As the climate crisis reaches the top of corporate and political agendas, market participants are increasingly singling out greenwashing as a threat to net-zero carbon emission goals.
The lack of accepted global frameworks to measure the ESG ratings of companies and governments complicates the assessment of compliance levels, creating an environment where greenwashing can go undetected, said panellists at the Economist’s ‘Sustainability Week: Countdown to COP26’.
Investor fears over greenwashing — overblown claims of sustainability or environmental friendliness — have been heightened in recent weeks after German and US regulators launched a probe into DWS for overstating its ESG investments.
Ping An Group
In China, greenwashing has become a challenge for investors as issuers jump on the ESG bandwagon, Crystal Geng, head of ESG for Ping An Group, said during the panel discussion.
China’s capital market currently has 180 ESG-themed bonds, she noted. “The scale is around Rmb300 billion ($46.49 billion). However, when we look back to the middle of 2020, there were only 100 mutual bonds, and the scale was also less than half of the Rmb300 billion we have right now,” she said.
This increase in ESG-themed bonds indicates that greenwashing in China could get worse, particularly since the country does not have disclosure obligations on a par with the EU’s Sustainable Finance Disclosure Regulation (SFDR).
“The ESG financial instruments definition is blank, we don't have the definition now and the other kinds of ESG funds are mostly active management mutual funds,” Geng said. “So the philosophy or the mandate is actually determined by the fund manager. If they claim it is an ESG fund, then it is.”
DATA, TRANSPARENCY AND FRAMEWORK
China’s regulators rolled out an update to its ESG guidelines known as the green catalogue in 2020, “around the same time that the EU announced the new green taxonomy… because there was a lot of discussion and criticism that the previous green catalogue was not aligned with international goals,” Geng said.
Even so, investors will have to put in the work to interpret the data provided by issuers to discern whether an ESG fund is truly a sustainable investment, she said.
The lack of standards in ESG regulatory frameworks and data reporting is a challenge for investors not only in China, but also the rest of the world.
Bank of Ireland
“The rules and regulations, whether they're global ones, whether they're EU-wide, or whether they're domestic, it’s important that we and the market understand what the rules are and that they are designed in a way that everyone is clear on the incentives they are creating,” said Gabriel Makhlouf, the governor of the Central Bank of Ireland during the discussion.
“That is very much a work in progress, although a lot of progress has been made,” he acknowledged.
Makhlouf added that central banks and regulators, as well as corporates and investors, need transparency and the capability to analyse the data well if they are to better assess the claims being made about the sustainability of investments.
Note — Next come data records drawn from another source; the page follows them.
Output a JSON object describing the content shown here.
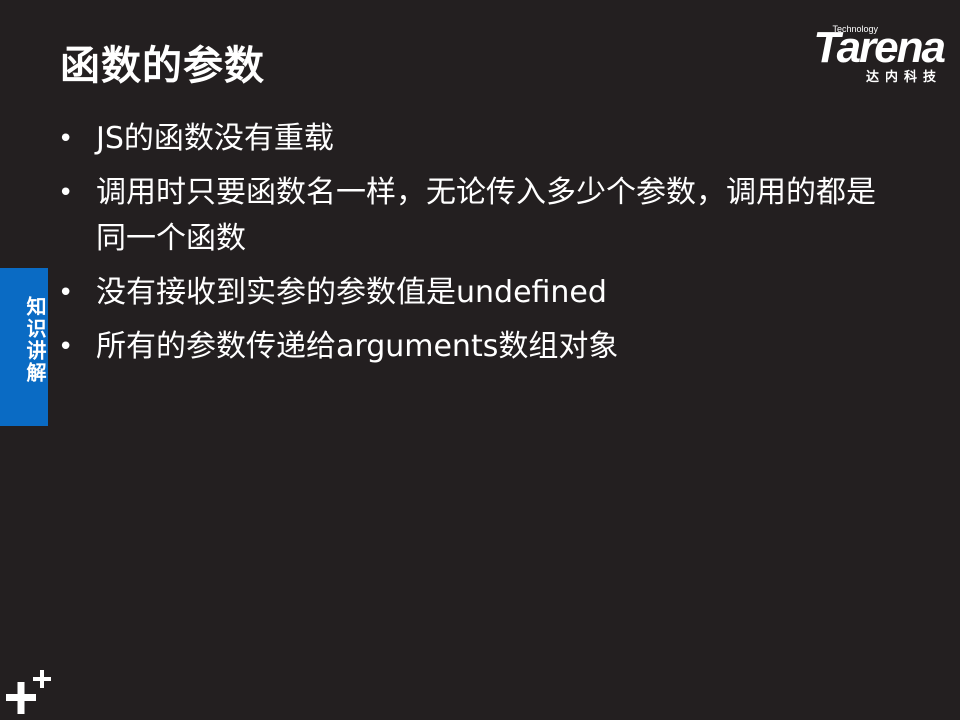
{
  "slide": {
    "title": "函数的参数",
    "logo": {
      "tagline": "Technology",
      "wordmark": "Tarena",
      "chinese": "达内科技"
    },
    "side_tab": "知识讲解",
    "bullets": [
      {
        "text": "JS的函数没有重载"
      },
      {
        "text": "调用时只要函数名一样，无论传入多少个参数，调用的都是同一个函数"
      },
      {
        "text": "没有接收到实参的参数值是undefined"
      },
      {
        "text": "所有的参数传递给arguments数组对象"
      }
    ],
    "bullet_symbol": "•",
    "colors": {
      "background": "#231f20",
      "text": "#ffffff",
      "side_tab": "#0a6bc4"
    }
  }
}
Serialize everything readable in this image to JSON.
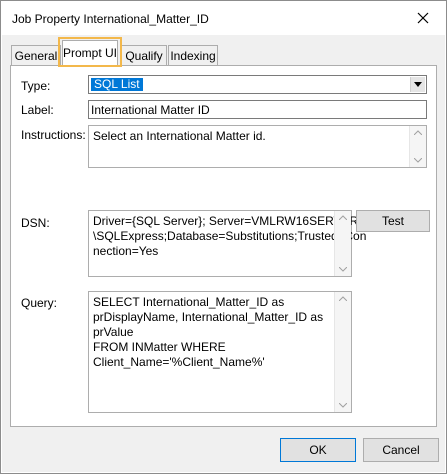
{
  "window": {
    "title": "Job Property International_Matter_ID"
  },
  "tabs": [
    {
      "label": "General"
    },
    {
      "label": "Prompt UI"
    },
    {
      "label": "Qualify"
    },
    {
      "label": "Indexing"
    }
  ],
  "active_tab": "Prompt UI",
  "form": {
    "type_label": "Type:",
    "type_value": "SQL List",
    "label_label": "Label:",
    "label_value": "International Matter ID",
    "instructions_label": "Instructions:",
    "instructions_value": "Select an International Matter id.",
    "dsn_label": "DSN:",
    "dsn_value": "Driver={SQL Server}; Server=VMLRW16SERVER\n\\SQLExpress;Database=Substitutions;Trusted_Con\nnection=Yes",
    "test_button": "Test",
    "query_label": "Query:",
    "query_value": "SELECT International_Matter_ID as\nprDisplayName, International_Matter_ID as prValue\nFROM INMatter WHERE\nClient_Name='%Client_Name%'"
  },
  "buttons": {
    "ok": "OK",
    "cancel": "Cancel"
  },
  "colors": {
    "highlight": "#f3b84b",
    "selection": "#0078d7"
  }
}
“The analytical capability to translate data into information, is probably one of the biggest risks at the moment. There are a lot of claims being made, which at the end of the day, not enough of us necessarily understand enough as to where they are, how accurate they are or not,” said Makhlouf.
European regulators in particular have been taking action to enhance the reliability and comparability of sustainability information. Part of the “Sustainable Finance Package” that the European Commission adopted on 21 April 2021 aims to help ensure the transition to sustainable finance and prevent greenwashing.
Alessandro d'Eri, senior policy officer, European Securities and Markets Authority said that from a regulatory perspective, combating greenwashing requires that the entire sustainable investment value chain must be examined from the issuer to the final investor — making the quality of data and level of disclosures of financial market participants of paramount importance.
“Investors have to comply with disclosure obligations, make sure that their sustainability profile and the sustainability profile of the investments are visible to readers of public reports or the final investors. I think in Europe, we managed to make some progress […] most importantly, with the SFDR for financial market participants, which is precisely taking on greenwashing,” said d'Eri.